The Atlanta native is turning Ponce City Market into the city’s new center of the universe. Will it be everything observers have imagined?

Michael Phillips knows Ponce City Market better than most Atlantans. It’s not just because the 45-year-old Jamestown Properties president has spent the last three years redeveloping the former Sears and Roebuck building that has loomed over Ponce de Leon Avenue for nearly a century. As a child, the California native and a friend from Inman Middle School used to visit the department store, formerly located on the building’s first floor, and gaze wide-eyed at the annual Christmas offerings. In his 20s, Phillips served on the board of Park Pride, the local greenspace nonprofit once housed in what was known as City Hall East. Since then the swath of Northeast Atlanta has slowly risen from its gritty malaise — and PCM is the last piece of the puzzle that needs to fall in place, Phillips says.

Once PCM opens in 2015, the nearly 2 million-square-foot site along the Atlanta Beltline will boast a combination of retail, dining, residential, and commercial unlike any other project of its kind in the country.

“I got to see the beginnings of the gentrification of Virginia-Highland and burgeoning communities,” he says. “Doing Ponce now is a fulfillment of the last unrepaired part of the neighborhood. Sort of the big hole.”

Phillips first made his mark in the late 1990s with the co-development of an industrial area on Zonolite Road near Sage Hill Shopping Center. He then took a gamble on Atlanta’s Westside with the development of the Westside Provisions District, a venture that sparked the transformation of the warehouse district into a retail and dining hot spot that’s lured artists, hipsters, and even Buckhead Betties.

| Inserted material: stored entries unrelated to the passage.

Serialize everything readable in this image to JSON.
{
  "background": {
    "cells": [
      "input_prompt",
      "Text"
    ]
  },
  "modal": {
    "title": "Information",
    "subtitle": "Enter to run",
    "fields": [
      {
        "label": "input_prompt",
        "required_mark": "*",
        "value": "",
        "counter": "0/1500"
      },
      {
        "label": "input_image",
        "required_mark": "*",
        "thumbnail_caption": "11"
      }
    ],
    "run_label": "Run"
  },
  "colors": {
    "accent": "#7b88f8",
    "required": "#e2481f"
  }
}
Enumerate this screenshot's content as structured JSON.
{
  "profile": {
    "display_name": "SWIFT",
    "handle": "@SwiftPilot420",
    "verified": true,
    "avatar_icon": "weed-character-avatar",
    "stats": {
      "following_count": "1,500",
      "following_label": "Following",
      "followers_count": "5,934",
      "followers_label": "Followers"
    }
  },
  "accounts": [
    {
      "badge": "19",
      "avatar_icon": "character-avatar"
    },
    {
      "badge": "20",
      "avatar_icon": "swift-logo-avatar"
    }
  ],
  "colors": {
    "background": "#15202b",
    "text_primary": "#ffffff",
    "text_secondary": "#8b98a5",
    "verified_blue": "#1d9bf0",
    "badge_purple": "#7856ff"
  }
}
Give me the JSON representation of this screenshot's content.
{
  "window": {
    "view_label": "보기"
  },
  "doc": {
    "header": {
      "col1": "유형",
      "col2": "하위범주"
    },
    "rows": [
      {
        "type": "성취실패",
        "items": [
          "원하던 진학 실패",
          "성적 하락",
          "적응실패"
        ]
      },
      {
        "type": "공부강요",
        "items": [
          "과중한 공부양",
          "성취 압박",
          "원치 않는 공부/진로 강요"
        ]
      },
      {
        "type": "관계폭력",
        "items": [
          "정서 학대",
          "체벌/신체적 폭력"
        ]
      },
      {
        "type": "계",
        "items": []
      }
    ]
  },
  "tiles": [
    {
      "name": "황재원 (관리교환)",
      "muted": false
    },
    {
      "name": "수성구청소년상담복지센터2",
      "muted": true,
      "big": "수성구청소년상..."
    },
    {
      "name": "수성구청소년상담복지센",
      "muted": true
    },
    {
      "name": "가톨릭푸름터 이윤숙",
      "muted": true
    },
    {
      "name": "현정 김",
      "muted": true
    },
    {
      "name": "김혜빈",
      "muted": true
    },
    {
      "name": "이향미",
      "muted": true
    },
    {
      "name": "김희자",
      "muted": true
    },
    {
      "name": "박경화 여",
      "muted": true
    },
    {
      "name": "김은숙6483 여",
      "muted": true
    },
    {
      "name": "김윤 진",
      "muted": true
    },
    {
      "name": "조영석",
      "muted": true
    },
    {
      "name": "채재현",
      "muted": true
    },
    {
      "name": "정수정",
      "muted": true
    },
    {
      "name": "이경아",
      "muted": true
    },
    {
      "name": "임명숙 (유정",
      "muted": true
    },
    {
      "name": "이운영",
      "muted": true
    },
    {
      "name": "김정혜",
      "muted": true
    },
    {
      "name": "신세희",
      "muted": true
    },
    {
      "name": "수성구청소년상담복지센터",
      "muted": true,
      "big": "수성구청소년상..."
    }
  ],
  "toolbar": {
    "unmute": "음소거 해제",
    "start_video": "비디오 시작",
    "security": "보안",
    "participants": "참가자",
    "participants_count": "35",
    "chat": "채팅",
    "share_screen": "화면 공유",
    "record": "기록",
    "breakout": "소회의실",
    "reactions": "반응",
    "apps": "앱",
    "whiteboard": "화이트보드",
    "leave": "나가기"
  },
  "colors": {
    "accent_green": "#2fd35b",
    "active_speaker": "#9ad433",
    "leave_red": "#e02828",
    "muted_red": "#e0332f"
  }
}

Phillips now spends most of his time in New York, where he lives with his partner, designer Dominick Coyne, and their 6-year-old Jack Russell, Scout. But Atlanta is “still home and I’m very happy about that,” Phillips says. He still owns a home in Morningside and returns often to check on PCM and other Jamestown properties, including White Provision. In a few months, he might bunk in a special company-owned apartment in PCM’s tower when he checks on the project that’s quietly humming along. Inside, 10 construction managers and a 65-person development team are overseeing the finishing touches on the project.

“What’s happening inside is truly breakneck speed,” Phillips says. “That’s our first half of the year. There will be a lot of joy, celebration, and engagement in the second half.”

He’s proud that developing PCM helped save one of the city’s quirkiest historic?buildings, one that puts a “major stake in the ground” in the new economy by boasting tech and media companies. But equally important as the places where people will work and spend their cash are the places where they can spend their time. PCM, done right, could become a new hub for intown Atlanta. Its rooftop, packed with Midway-style amusements, restaurants, and an events space, will be a place where, Phillips says, people will make lasting memories.

Jamestown has experience with these types of projects. Look no further than Chelsea Market, the former biscuit factory in Manhattan that is now a commercial and retail wonderland, for another example. And so does Phillips.

“Having done the Westside Provisions District and White Provision, I think what has been the most gratifying personal achievement is creating urban Main Street cultures where people can invest themselves,” Phillips says. “Ten years from now, I hope that Ponce has become a backdrop to important occasions in peoples’ lives, economic stability, and nurturing the community.”